US 11,838,192 B2
Apparatus and method for monitoring network
Bartlomiej Knapik, Warsaw (PL); Jaroslaw Karciarz, Warsaw (PL); Pawel Daniluk, Warsaw (PL); and Soonyoung Yoon, Suwon-si (KR)
Assigned to Samsung Electronics Co., Ltd., Suwon-si (KR)
Appl. No. 17/310,554
Filed by Samsung Electronics Co., Ltd., Suwon-si (KR)
PCT Filed Jul. 29, 2021, PCT No. PCT/KR2021/009899
§ 371(c)(1), (2) Date Aug. 10, 2021,
PCT Pub. No. WO2022/035102, PCT Pub. Date Feb. 17, 2022.
Claims priority of application No. 10-2020-0100125 (KR), filed on Aug. 10, 2020.
Prior Publication US 2022/0217062 A1, Jul. 7, 2022
Int. Cl. H04L 43/04 (2022.01); H04L 43/06 (2022.01); H04L 41/16 (2022.01)

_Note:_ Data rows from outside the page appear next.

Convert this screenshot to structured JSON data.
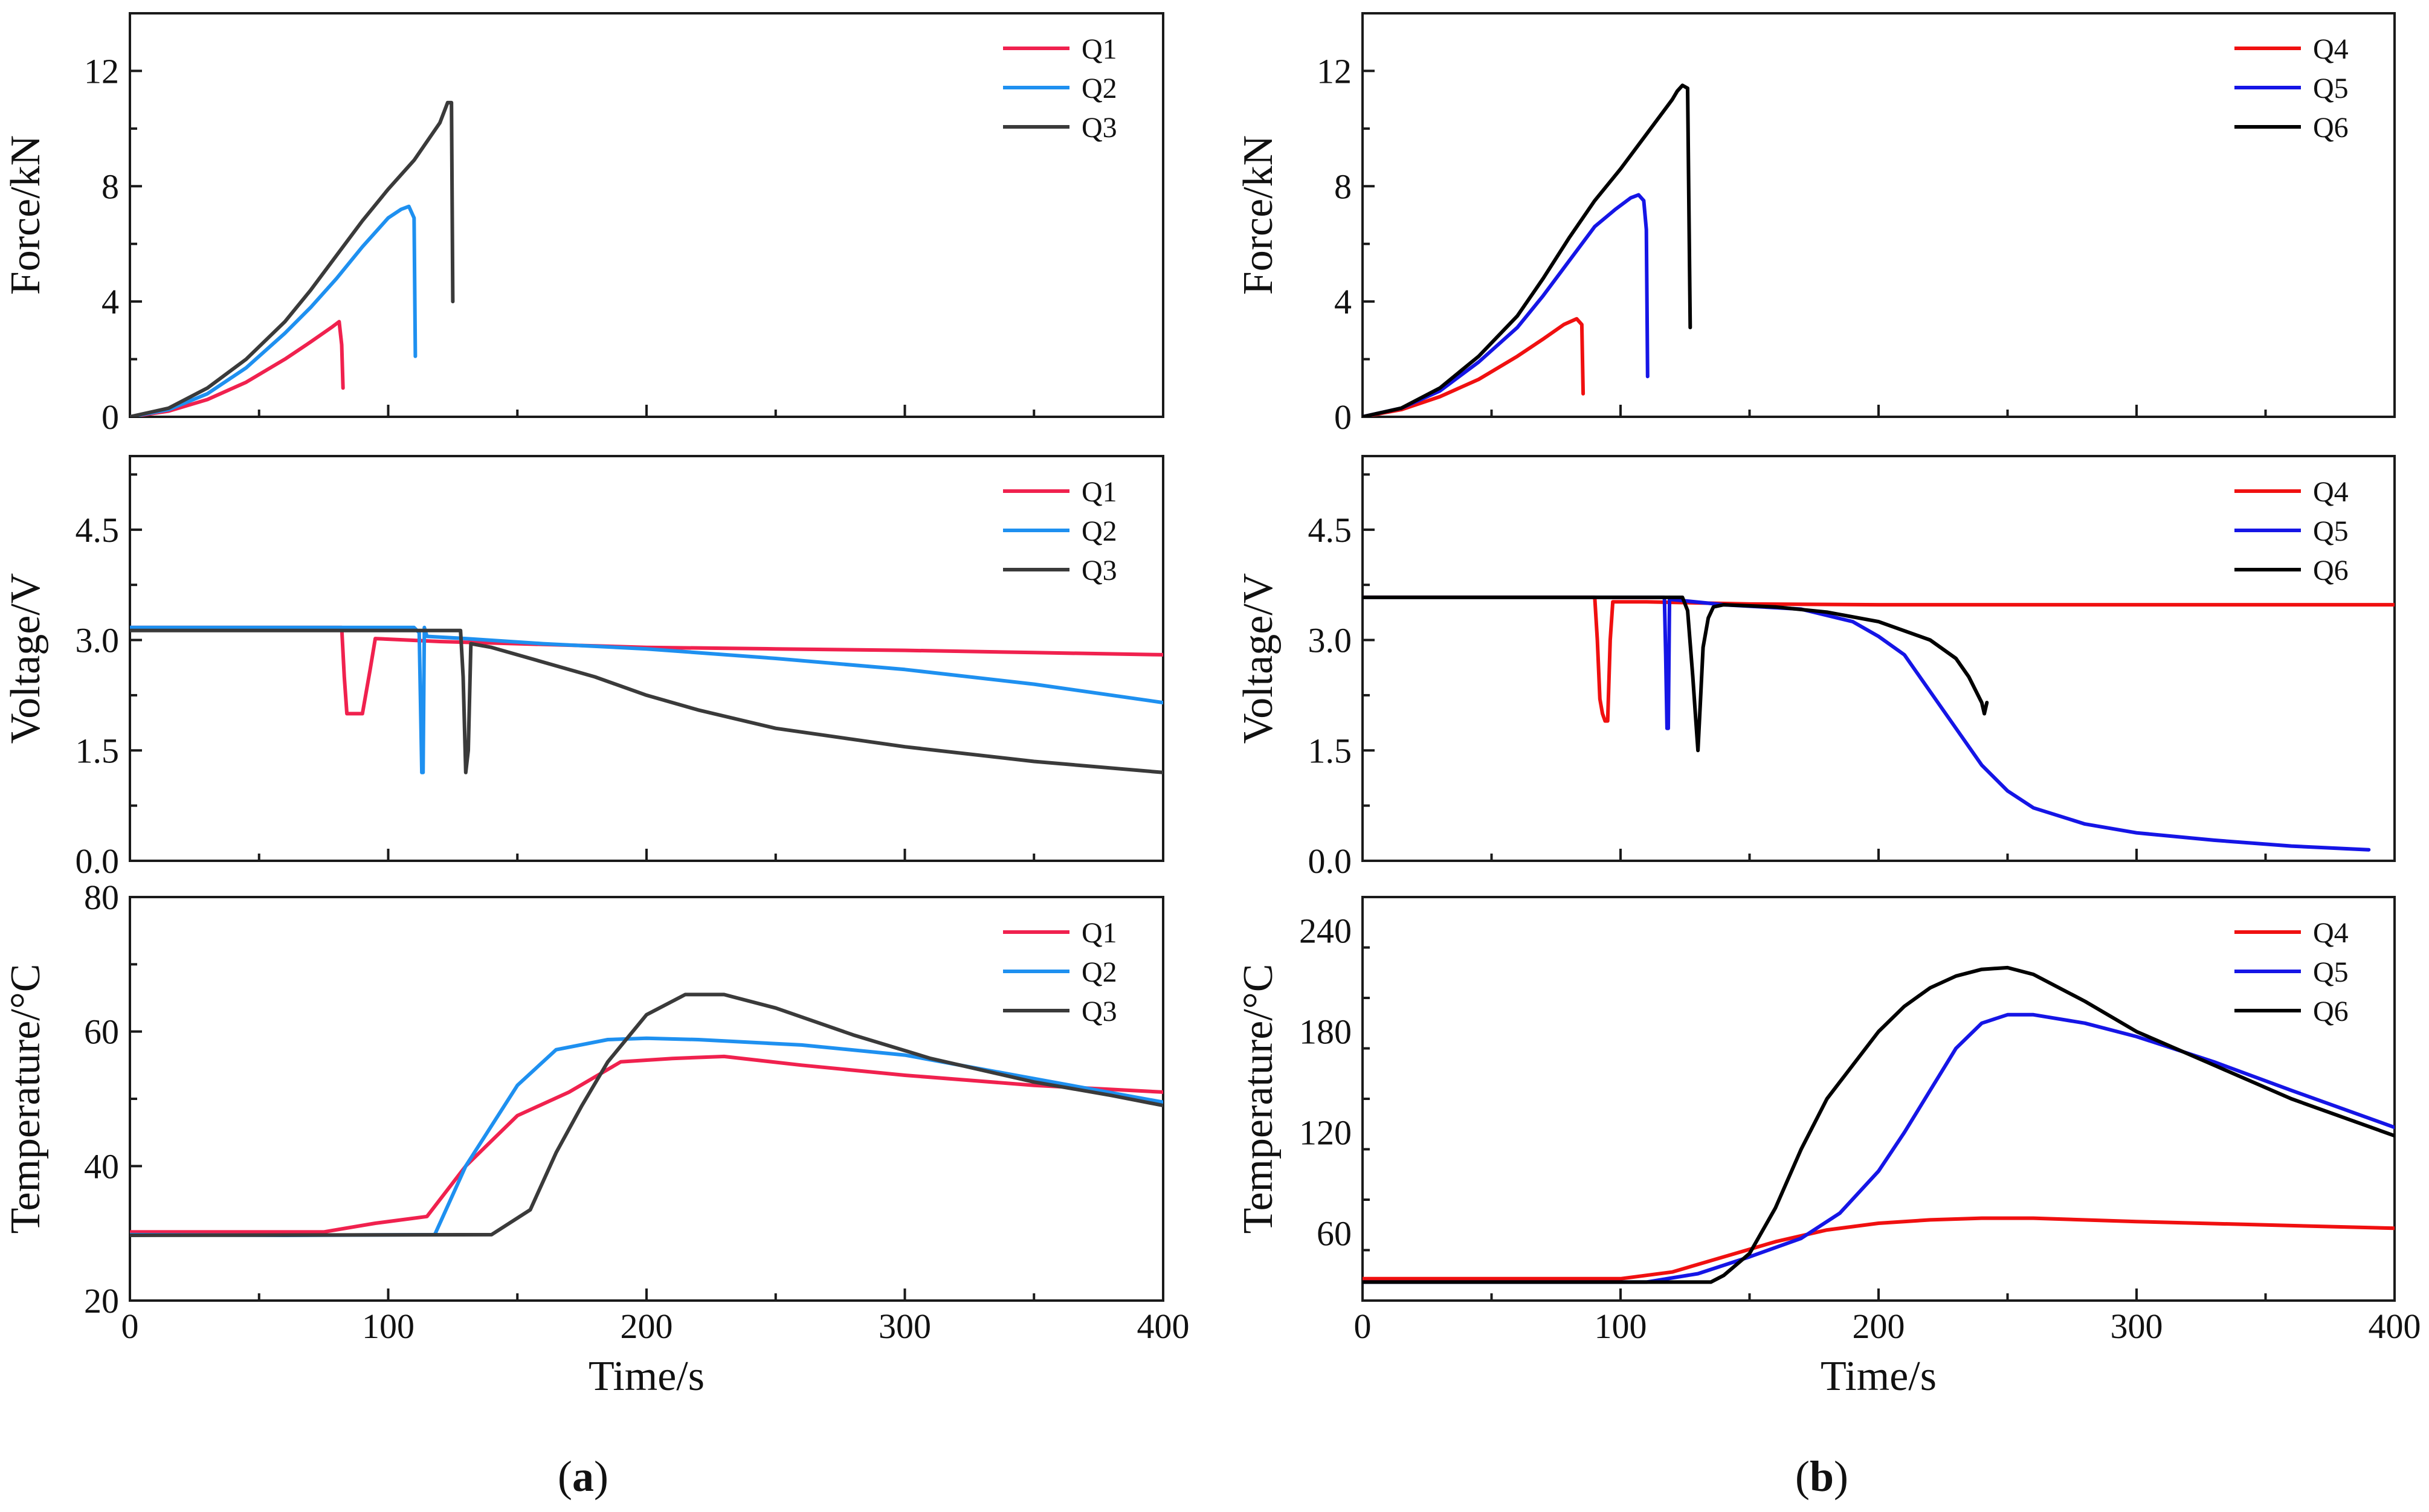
{
  "colors": {
    "Q1": "#f0214e",
    "Q2": "#1e90f0",
    "Q3": "#3a3a3a",
    "Q4": "#f01010",
    "Q5": "#1515e6",
    "Q6": "#000000"
  },
  "panel_labels": {
    "a": "a",
    "b": "b"
  },
  "chart_data": [
    {
      "id": "a-force",
      "type": "line",
      "ylabel": "Force/kN",
      "xlabel": "",
      "xlim": [
        0,
        400
      ],
      "ylim": [
        0,
        14
      ],
      "yticks": [
        0,
        4,
        8,
        12
      ],
      "xticks": [
        0,
        100,
        200,
        300,
        400
      ],
      "show_xtick_labels": false,
      "grid": false,
      "legend": "top-right",
      "series": [
        {
          "name": "Q1",
          "x": [
            0,
            15,
            30,
            45,
            60,
            70,
            78,
            81,
            82,
            82.5
          ],
          "y": [
            0,
            0.2,
            0.6,
            1.2,
            2.0,
            2.6,
            3.1,
            3.3,
            2.5,
            1.0
          ]
        },
        {
          "name": "Q2",
          "x": [
            0,
            15,
            30,
            45,
            60,
            70,
            80,
            90,
            100,
            105,
            108,
            110,
            110.5
          ],
          "y": [
            0,
            0.25,
            0.8,
            1.7,
            2.9,
            3.8,
            4.8,
            5.9,
            6.9,
            7.2,
            7.3,
            6.9,
            2.1
          ]
        },
        {
          "name": "Q3",
          "x": [
            0,
            15,
            30,
            45,
            60,
            70,
            80,
            90,
            100,
            110,
            120,
            123,
            124.5,
            125
          ],
          "y": [
            0,
            0.3,
            1.0,
            2.0,
            3.3,
            4.4,
            5.6,
            6.8,
            7.9,
            8.9,
            10.2,
            10.9,
            10.9,
            4.0
          ]
        }
      ]
    },
    {
      "id": "b-force",
      "type": "line",
      "ylabel": "Force/kN",
      "xlabel": "",
      "xlim": [
        0,
        400
      ],
      "ylim": [
        0,
        14
      ],
      "yticks": [
        0,
        4,
        8,
        12
      ],
      "xticks": [
        0,
        100,
        200,
        300,
        400
      ],
      "show_xtick_labels": false,
      "grid": false,
      "legend": "top-right",
      "series": [
        {
          "name": "Q4",
          "x": [
            0,
            15,
            30,
            45,
            60,
            70,
            78,
            83,
            85,
            85.5
          ],
          "y": [
            0,
            0.25,
            0.7,
            1.3,
            2.1,
            2.7,
            3.2,
            3.4,
            3.2,
            0.8
          ]
        },
        {
          "name": "Q5",
          "x": [
            0,
            15,
            30,
            45,
            60,
            70,
            80,
            90,
            98,
            104,
            107,
            109,
            110,
            110.5
          ],
          "y": [
            0,
            0.3,
            0.9,
            1.9,
            3.1,
            4.2,
            5.4,
            6.6,
            7.2,
            7.6,
            7.7,
            7.5,
            6.5,
            1.4
          ]
        },
        {
          "name": "Q6",
          "x": [
            0,
            15,
            30,
            45,
            60,
            70,
            80,
            90,
            100,
            110,
            120,
            122,
            124,
            126,
            127
          ],
          "y": [
            0,
            0.3,
            1.0,
            2.1,
            3.5,
            4.8,
            6.2,
            7.5,
            8.6,
            9.8,
            11.0,
            11.3,
            11.5,
            11.4,
            3.1
          ]
        }
      ]
    },
    {
      "id": "a-voltage",
      "type": "line",
      "ylabel": "Voltage/V",
      "xlabel": "",
      "xlim": [
        0,
        400
      ],
      "ylim": [
        0,
        5.5
      ],
      "yticks": [
        0.0,
        1.5,
        3.0,
        4.5
      ],
      "ytick_labels": [
        "0.0",
        "1.5",
        "3.0",
        "4.5"
      ],
      "xticks": [
        0,
        100,
        200,
        300,
        400
      ],
      "show_xtick_labels": false,
      "grid": false,
      "legend": "top-right",
      "series": [
        {
          "name": "Q1",
          "x": [
            0,
            82,
            83,
            84,
            88,
            90,
            93,
            95,
            120,
            150,
            200,
            250,
            300,
            350,
            400
          ],
          "y": [
            3.17,
            3.17,
            2.5,
            2.0,
            2.0,
            2.0,
            2.6,
            3.02,
            2.98,
            2.95,
            2.9,
            2.88,
            2.86,
            2.83,
            2.8
          ]
        },
        {
          "name": "Q2",
          "x": [
            0,
            110,
            112,
            113,
            113.5,
            114,
            115,
            130,
            160,
            200,
            250,
            300,
            350,
            400
          ],
          "y": [
            3.17,
            3.17,
            3.1,
            1.2,
            1.2,
            3.17,
            3.05,
            3.02,
            2.95,
            2.88,
            2.75,
            2.6,
            2.4,
            2.15
          ]
        },
        {
          "name": "Q3",
          "x": [
            0,
            128,
            129,
            130,
            131,
            132,
            140,
            160,
            180,
            200,
            220,
            250,
            300,
            350,
            400
          ],
          "y": [
            3.13,
            3.13,
            2.5,
            1.2,
            1.5,
            2.95,
            2.9,
            2.7,
            2.5,
            2.25,
            2.05,
            1.8,
            1.55,
            1.35,
            1.2
          ]
        }
      ]
    },
    {
      "id": "b-voltage",
      "type": "line",
      "ylabel": "Voltage/V",
      "xlabel": "",
      "xlim": [
        0,
        400
      ],
      "ylim": [
        0,
        5.5
      ],
      "yticks": [
        0.0,
        1.5,
        3.0,
        4.5
      ],
      "ytick_labels": [
        "0.0",
        "1.5",
        "3.0",
        "4.5"
      ],
      "xticks": [
        0,
        100,
        200,
        300,
        400
      ],
      "show_xtick_labels": false,
      "grid": false,
      "legend": "top-right",
      "series": [
        {
          "name": "Q4",
          "x": [
            0,
            90,
            91,
            92,
            93,
            94,
            95,
            96,
            97,
            110,
            150,
            200,
            300,
            400
          ],
          "y": [
            3.58,
            3.58,
            3.0,
            2.2,
            2.0,
            1.9,
            1.9,
            3.0,
            3.52,
            3.52,
            3.49,
            3.48,
            3.48,
            3.48
          ]
        },
        {
          "name": "Q5",
          "x": [
            0,
            117,
            117.5,
            118,
            118.5,
            119,
            120,
            140,
            170,
            190,
            200,
            210,
            220,
            230,
            240,
            250,
            260,
            280,
            300,
            330,
            360,
            390
          ],
          "y": [
            3.58,
            3.58,
            2.8,
            1.8,
            1.8,
            3.58,
            3.55,
            3.48,
            3.42,
            3.25,
            3.05,
            2.8,
            2.3,
            1.8,
            1.3,
            0.95,
            0.72,
            0.5,
            0.38,
            0.28,
            0.2,
            0.15
          ]
        },
        {
          "name": "Q6",
          "x": [
            0,
            124,
            126,
            128,
            129,
            130,
            131,
            132,
            134,
            136,
            140,
            160,
            180,
            200,
            220,
            230,
            235,
            240,
            241,
            242
          ],
          "y": [
            3.58,
            3.58,
            3.4,
            2.5,
            2.0,
            1.5,
            2.2,
            2.9,
            3.3,
            3.45,
            3.48,
            3.45,
            3.38,
            3.25,
            3.0,
            2.75,
            2.5,
            2.15,
            2.0,
            2.15
          ]
        }
      ]
    },
    {
      "id": "a-temperature",
      "type": "line",
      "ylabel": "Temperature/°C",
      "xlabel": "Time/s",
      "xlim": [
        0,
        400
      ],
      "ylim": [
        20,
        80
      ],
      "yticks": [
        20,
        40,
        60,
        80
      ],
      "xticks": [
        0,
        100,
        200,
        300,
        400
      ],
      "show_xtick_labels": true,
      "grid": false,
      "legend": "top-right",
      "series": [
        {
          "name": "Q1",
          "x": [
            0,
            75,
            95,
            115,
            130,
            150,
            170,
            190,
            210,
            230,
            260,
            300,
            350,
            400
          ],
          "y": [
            30.2,
            30.2,
            31.5,
            32.5,
            40,
            47.5,
            51,
            55.5,
            56,
            56.3,
            55,
            53.5,
            52,
            51
          ]
        },
        {
          "name": "Q2",
          "x": [
            0,
            60,
            118,
            130,
            150,
            165,
            185,
            200,
            220,
            260,
            300,
            350,
            400
          ],
          "y": [
            29.8,
            29.7,
            29.8,
            40,
            52,
            57.3,
            58.8,
            59,
            58.8,
            58,
            56.5,
            53,
            49.5
          ]
        },
        {
          "name": "Q3",
          "x": [
            0,
            140,
            155,
            165,
            175,
            185,
            200,
            215,
            230,
            250,
            280,
            310,
            350,
            380,
            400
          ],
          "y": [
            29.7,
            29.8,
            33.5,
            42,
            49,
            55.5,
            62.5,
            65.5,
            65.5,
            63.5,
            59.5,
            56,
            52.5,
            50.5,
            49
          ]
        }
      ]
    },
    {
      "id": "b-temperature",
      "type": "line",
      "ylabel": "Temperature/°C",
      "xlabel": "Time/s",
      "xlim": [
        0,
        400
      ],
      "ylim": [
        20,
        260
      ],
      "yticks": [
        60,
        120,
        180,
        240
      ],
      "xticks": [
        0,
        100,
        200,
        300,
        400
      ],
      "show_xtick_labels": true,
      "grid": false,
      "legend": "top-right",
      "series": [
        {
          "name": "Q4",
          "x": [
            0,
            100,
            120,
            140,
            160,
            180,
            200,
            220,
            240,
            260,
            300,
            350,
            400
          ],
          "y": [
            33,
            33,
            37,
            46,
            55,
            62,
            66,
            68,
            69,
            69,
            67,
            65,
            63
          ]
        },
        {
          "name": "Q5",
          "x": [
            0,
            110,
            130,
            150,
            170,
            185,
            200,
            210,
            220,
            230,
            240,
            250,
            260,
            280,
            300,
            330,
            360,
            400
          ],
          "y": [
            31,
            31,
            36,
            46,
            57,
            72,
            97,
            120,
            145,
            170,
            185,
            190,
            190,
            185,
            177,
            162,
            145,
            123
          ]
        },
        {
          "name": "Q6",
          "x": [
            0,
            135,
            140,
            150,
            160,
            170,
            180,
            190,
            200,
            210,
            220,
            230,
            240,
            250,
            260,
            280,
            300,
            330,
            360,
            400
          ],
          "y": [
            31,
            31,
            35,
            48,
            75,
            110,
            140,
            160,
            180,
            195,
            206,
            213,
            217,
            218,
            214,
            198,
            180,
            160,
            140,
            118
          ]
        }
      ]
    }
  ]
}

CPC H04L 43/06 (2013.01) [H04L 41/16 (2013.01); H04L 43/04 (2013.01)] 14 Claims
OG exemplary drawing
 
1. A network monitoring apparatus comprising:
a memory configured to store a performance management data sample of a network; and
at least one processor configured to:
input both of the performance management data sample and an abnormality probability value to an auto-encoder of an abnormality detection model that is trained based on performance management data of the network, wherein the abnormality probability value is a default value for the abnormality detection model and the abnormality probability value indicates a probability that the performance management data sample is abnormal,
obtain, from the auto-encoder of the abnormality detection model, a reconstructed performance management data sample and an abnormality score value, and
detect an abnormal sample based on the abnormality score value,
wherein the auto-encoder is configured to receive the performance management data sample and the abnormality probability value, and output the reconstructed performance management data sample and the abnormality score value,
wherein the at least one processor is further configured to:
perform one loop of training of the auto-encoder by using auto-encoder training data comprising an initial value of the abnormality probability value and a first number of performance management samples to train the abnormality detection model, and
in a training process, train the abnormality probability value by using the first number of performance management samples, and update the abnormality probability value output from the auto-encoder after an amount of time periods have passed.